Der Forschungsverbund „Forum Privatheit“ zeigt in einem Policy Paper auf, wie KI die Selbstbestimmung des Menschen fördert oder verletzt – und gibt konkrete Empfehlungen, wie diese geschützt und gestärkt werden kann.

Sprachassistenten, Übersetzungssoftware oder Suchmaschinen – in den vergangenen Jahren hat die Entwicklung von KI-Systemen rasante Fortschritte gemacht. Viele der Anwendungen stehen jedoch im Verdacht, die Autonomie oder Selbstbestimmung von Menschen einzuschränken. Auf der anderen Seite bietet künstliche Intelligenz auch viele Chancen und neuen Nutzungsmöglichkeiten. So können digitale Assistenzsysteme im Gesundheitswesen die Selbstbestimmung und Autonomie fördern, indem beispielsweise Menschen mit Seh- oder Hörbehinderung Technologien einsetzen, die die gesprochene Sprache in Text umwandeln (und umgekehrt), um ihre Wahrnehmungseinschränkungen zu kompensieren.

Problematisch sind Technologien der Täuschung und Verhaltensmanipulation


Hingegen greift eine subtile Manipulation der Nutzenden, so genanntes „nudging“ (engl. für "anstoßen", "schubsen" oder "stupsen"), auf Basis der Auswertung großer Datenmengen in die Selbstbestimmung dieser Menschen ein. „Vor allem Technologien wie DeepFakes, also Bilder, Videos oder Sprachdateien, die durch maschinelles Lernen synthetisch hergestellt wurden und die dezidiert zum Zweck der Verhaltensmanipulation und Täuschung entwickelt werden, halte ich für besonders problematisch“, so Dr.

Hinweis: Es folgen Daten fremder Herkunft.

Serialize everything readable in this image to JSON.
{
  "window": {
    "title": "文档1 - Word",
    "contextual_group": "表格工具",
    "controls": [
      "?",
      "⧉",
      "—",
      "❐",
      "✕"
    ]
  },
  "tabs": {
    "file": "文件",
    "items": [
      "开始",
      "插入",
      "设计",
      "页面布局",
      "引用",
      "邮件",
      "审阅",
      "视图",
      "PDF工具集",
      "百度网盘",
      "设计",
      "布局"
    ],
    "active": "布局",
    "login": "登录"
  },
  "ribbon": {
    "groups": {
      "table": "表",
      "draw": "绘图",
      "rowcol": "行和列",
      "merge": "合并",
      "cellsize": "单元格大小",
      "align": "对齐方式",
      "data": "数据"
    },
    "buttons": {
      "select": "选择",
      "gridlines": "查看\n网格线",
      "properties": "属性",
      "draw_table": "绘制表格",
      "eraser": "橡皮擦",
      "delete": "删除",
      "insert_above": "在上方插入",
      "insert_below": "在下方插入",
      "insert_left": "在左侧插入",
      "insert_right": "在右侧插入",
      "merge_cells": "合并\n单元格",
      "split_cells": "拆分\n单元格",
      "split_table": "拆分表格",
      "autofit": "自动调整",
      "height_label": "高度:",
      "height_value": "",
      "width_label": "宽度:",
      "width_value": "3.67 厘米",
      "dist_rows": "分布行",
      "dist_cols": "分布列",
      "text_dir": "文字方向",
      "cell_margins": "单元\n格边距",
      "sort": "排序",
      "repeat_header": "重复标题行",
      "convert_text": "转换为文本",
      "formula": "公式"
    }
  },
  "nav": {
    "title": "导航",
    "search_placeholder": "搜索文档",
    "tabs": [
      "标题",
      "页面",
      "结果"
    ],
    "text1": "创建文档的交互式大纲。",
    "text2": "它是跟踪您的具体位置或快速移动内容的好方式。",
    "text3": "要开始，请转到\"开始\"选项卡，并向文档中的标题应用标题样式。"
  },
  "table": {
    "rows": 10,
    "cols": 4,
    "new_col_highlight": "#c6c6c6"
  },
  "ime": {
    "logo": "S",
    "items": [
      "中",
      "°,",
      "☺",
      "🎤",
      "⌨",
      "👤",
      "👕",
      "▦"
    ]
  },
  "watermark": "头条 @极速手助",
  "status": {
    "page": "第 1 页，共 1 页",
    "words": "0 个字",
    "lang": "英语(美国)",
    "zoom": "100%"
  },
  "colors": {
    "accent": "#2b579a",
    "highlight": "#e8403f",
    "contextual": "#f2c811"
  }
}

Thilo Hagendorff, Medienethiker an der Universität Tübingen und Mitglied im „Forum Privatheit“. Hier seien sowohl der Gesetzgeber aber auch die Entwickler von KI-Technologie selbst gefragt, um Regeln und Grenzen zu definieren. „Nur so kann gesichert werden, dass auch die vielen positiven Potenziale von KI realisiert werden.“

Betroffene Personen sollten den Einsatz von KI selbst bestimmen können 

Rechtliche Rahmenbedingungen für KI-Anwendungen müssten weiterentwickelt werden, sodass betroffene Personen selbstbestimmt entscheiden können, ob und welche personenbezogenen Daten verarbeitet werden. "Die Selbstbestimmung eines Menschen ist ein wesentlicher Grundpfeiler unseres Verfassungssystems. Künstliche Intelligenz und selbstlernende Systeme oder Maschinen stellen jedoch das Recht in vielen Bereichen vor enorme Herausforderungen. Dies darf aber nicht dazu führen, dass wir etablierte Grundprinzipien infolge des von der Technik ausgeübten Drucks aufgeben. Vielmehr müssen insbesondere die datenschutzrechtlichen Prinzipien von Transparenz und Erforderlichkeit, die Ausdruck verfassungsrechtlicher Wertungen sind, die Gestaltung von KI bestimmen", fordert Dr. Christian Geminn, Rechtswissenschaftler an der Universität Kassel und Mitglied im „Forum Privatheit“.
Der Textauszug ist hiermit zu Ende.